Dad.
He would be missing me. He would be mourning me! I was dead. He’d lost his daughter. Why hadn’t I thought of this earlier? I. Was. Dead!
My friends, my family, everyone would think I was dead. Well, I was dead but…
“Why have you stopped?” Ethan was a few paces ahead of me, his arms crossed, looking at me with complete and utter annoyance. As if I was a fly that kept buzzing around his head that he couldn’t kill.
I supposed thatwaswhat I was like.
“My family will be mourning me right now,” I muttered. “Everyone will be.”
“You weren’t that popular,” he scoffed. “And no, they won’t be.”
“I’m dead; people mourn the dead.” I was slightly taken back by his reference to my lack of popularity.
“They did mourn you when you died, which…” he looked down at a thick-banded watch, “was about two years ago, give or take a few days.”
“You mean two hours ago.” I hadn’t been dead for that long. Did I look stupid?
“You have been. Now stop thinking. You are wasting time, which isn’t yours to waste.” He turned his back to me.
This turning the back thing was becoming a habit of his.
“I’m allowed to think,” I told him.
“No, you’re not.”
“You can’t tell me what to do.”
“I can and I am.” He shook his head. “Stop talking.”
“Stop talking, stop thinking!” My voice rose to a higher pitch. “Do as I say, do not mock me. Keep up with me… blah blah blah blah.”
“I curse the day I met you,” he muttered under his breath and took bigger strides.
“Which was today,” I pointed out. “Or, according to your clock, could have been last year.”
“Whatever you say,” he said over his shoulder. “I’m not talking to you.”
“Why do people always say that?”
He made a grunting noise, as if he knew the reason. Rolling my eyes, I moved my legs faster, trying hard to keep up with his pace. Was he serious about me being dead for two years? Or was it some sort of joke? I glanced at him out of the corner of my eye; he didn’t look like the type who would lie.
But then again, he didn’t look like Satan’s son. He looked more like the son of a god, with those devilish good looks.
“Stop looking at me,” he snapped.
“Thought you weren’t talking to me?”
He huffed and then pushed the corridor door open with such force that it made a dent in the wall behind it.
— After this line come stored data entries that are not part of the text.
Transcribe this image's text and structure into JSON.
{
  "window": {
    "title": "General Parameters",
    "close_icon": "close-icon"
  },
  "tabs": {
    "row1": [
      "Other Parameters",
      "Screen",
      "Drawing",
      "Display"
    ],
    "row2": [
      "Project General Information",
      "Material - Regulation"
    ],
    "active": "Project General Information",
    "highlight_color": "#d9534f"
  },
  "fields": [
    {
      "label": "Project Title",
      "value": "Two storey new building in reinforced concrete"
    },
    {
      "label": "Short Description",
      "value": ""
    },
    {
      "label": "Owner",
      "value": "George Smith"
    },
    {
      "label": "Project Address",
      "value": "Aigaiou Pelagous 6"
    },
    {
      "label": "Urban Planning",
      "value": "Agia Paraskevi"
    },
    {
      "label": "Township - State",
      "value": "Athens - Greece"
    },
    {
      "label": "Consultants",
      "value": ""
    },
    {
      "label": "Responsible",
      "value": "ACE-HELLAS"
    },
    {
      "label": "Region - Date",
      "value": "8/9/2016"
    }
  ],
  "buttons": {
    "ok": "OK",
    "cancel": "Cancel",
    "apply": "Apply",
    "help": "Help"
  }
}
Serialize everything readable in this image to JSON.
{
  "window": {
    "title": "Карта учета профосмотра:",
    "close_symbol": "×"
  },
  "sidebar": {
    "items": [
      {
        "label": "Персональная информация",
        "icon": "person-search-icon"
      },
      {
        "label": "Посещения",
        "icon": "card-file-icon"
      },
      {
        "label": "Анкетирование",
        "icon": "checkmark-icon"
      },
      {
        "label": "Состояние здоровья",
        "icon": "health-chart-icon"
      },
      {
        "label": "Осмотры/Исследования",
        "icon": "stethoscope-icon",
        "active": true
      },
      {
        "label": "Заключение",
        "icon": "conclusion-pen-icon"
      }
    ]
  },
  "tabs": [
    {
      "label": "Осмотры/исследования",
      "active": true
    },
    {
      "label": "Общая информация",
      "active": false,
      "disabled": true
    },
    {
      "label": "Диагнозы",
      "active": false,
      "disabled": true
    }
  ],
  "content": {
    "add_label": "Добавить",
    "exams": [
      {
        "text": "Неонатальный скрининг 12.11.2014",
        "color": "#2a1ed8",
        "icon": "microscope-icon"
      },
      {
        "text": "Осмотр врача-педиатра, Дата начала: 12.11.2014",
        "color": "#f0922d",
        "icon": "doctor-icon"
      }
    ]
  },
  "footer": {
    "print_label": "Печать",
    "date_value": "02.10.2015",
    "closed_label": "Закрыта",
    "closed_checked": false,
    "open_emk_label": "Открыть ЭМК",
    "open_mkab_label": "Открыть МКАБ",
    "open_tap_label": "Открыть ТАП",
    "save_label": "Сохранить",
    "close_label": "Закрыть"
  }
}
“Someone has a temper,” I muttered as we entered a large empty room.
The room was entirely empty other than a large painting of the world that covered the wall in front of me.
“That’s massive,” I said in awe. “I have never seen it painted that big before.”
Ethan didn’t answer. Instead, he strolled toward it. I quickly ran up behind him and accidently encountered his back when he stopped suddenly.